The Star Tribune reports on a new trend in real estate: high-end house flipping. Realtors say the time is right for investors who can afford it to stop putting their money into fixer-uppers, and start investing in luxury homes.
As an example, the paper cites listings like this one in Minnetonka, a 4-bedroom 7,750-square-foot home with indoor and outdoor pools, and a list price of $1.495 million.
“Five years ago, nothing was selling in the upper bracket,” said Greg Lawrence, owner of Home Avenue. "But now listings and pending sales for million-plus homes in the western suburbs are up, and short sales and foreclosures in that category are now rare. “
A recent report from RealtyTrac shows a steep drop in the number of single-family home flips in 2013. Meanwhile, high-end flipping (homes priced at $750,000 or more) rose 34 percent. Most of these are taking place on the coasts, but data show the trend alive in the Twin Cities too.
“That’s definitely what we’re seeing,” said broker Ryan O’Neill of ReMax Advantage Plus. “Early on, as the market really crashed, a lot of people were gobbling up bank-owned inventory. But there’s only so much of that. A lot of those have gone through the pipeline.”
According to The Skinny, a blog for real estate insiders, home prices are up compared to a year ago, with foreclosed homes making up a declining percentage of all sales. Homes are selling at the quickest pace in seven years, spending an average of 75 days on the market, with sellers receiving the highest percent of what they're asking, an average of 95.8 percent.

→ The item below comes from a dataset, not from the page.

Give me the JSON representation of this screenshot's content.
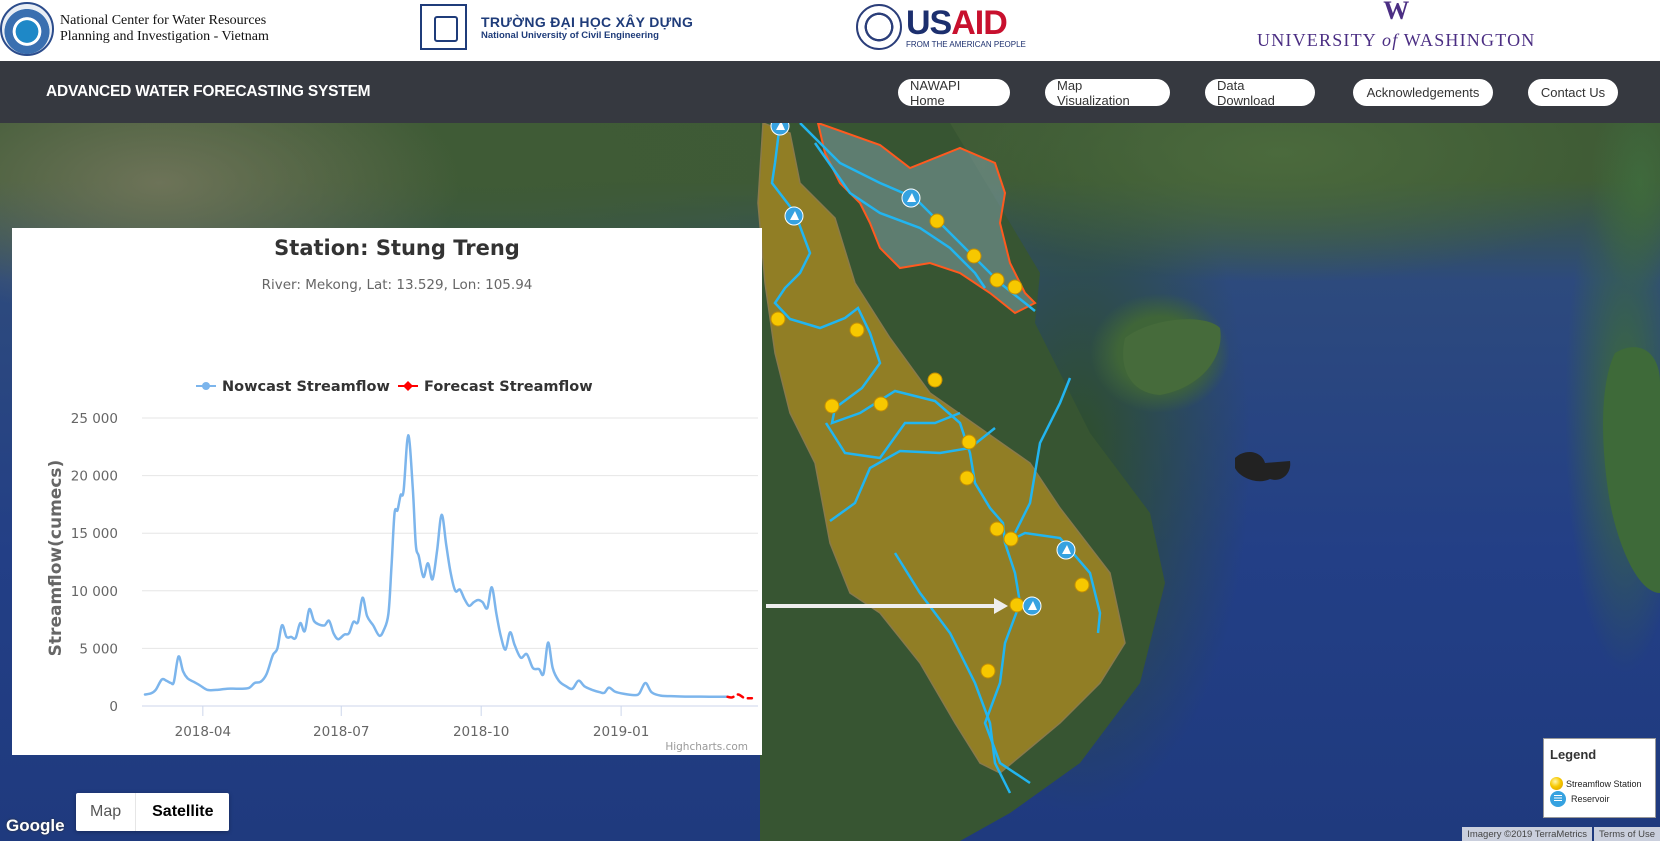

“The sharp rise in high-end flipping indicates there is still good money to be made for flippers willing and able to take on the additional risk of buying and rehabbing more expensive homes,” said Daren Blomquist, vice president at RealtyTrac, in a release.
That means investors need deeper pockets and a big appetite for risk. The new trend leaves small investors behind.
One of the risks is investing too much in a luxury property.
“When people are buying that kind of property, a lot of them say, ‘I’d like new construction, to pick it out myself, ’ ” said O'Neill.
“It can be a losing proposition if a person understand the three rules,” he said. “No 1. Buy it right. No. 2. Know how much you need to put into it. And No. 3, know what it will sell for.” The last rule is especially tricky because sale price is a moving target. “The market is continually shifting.”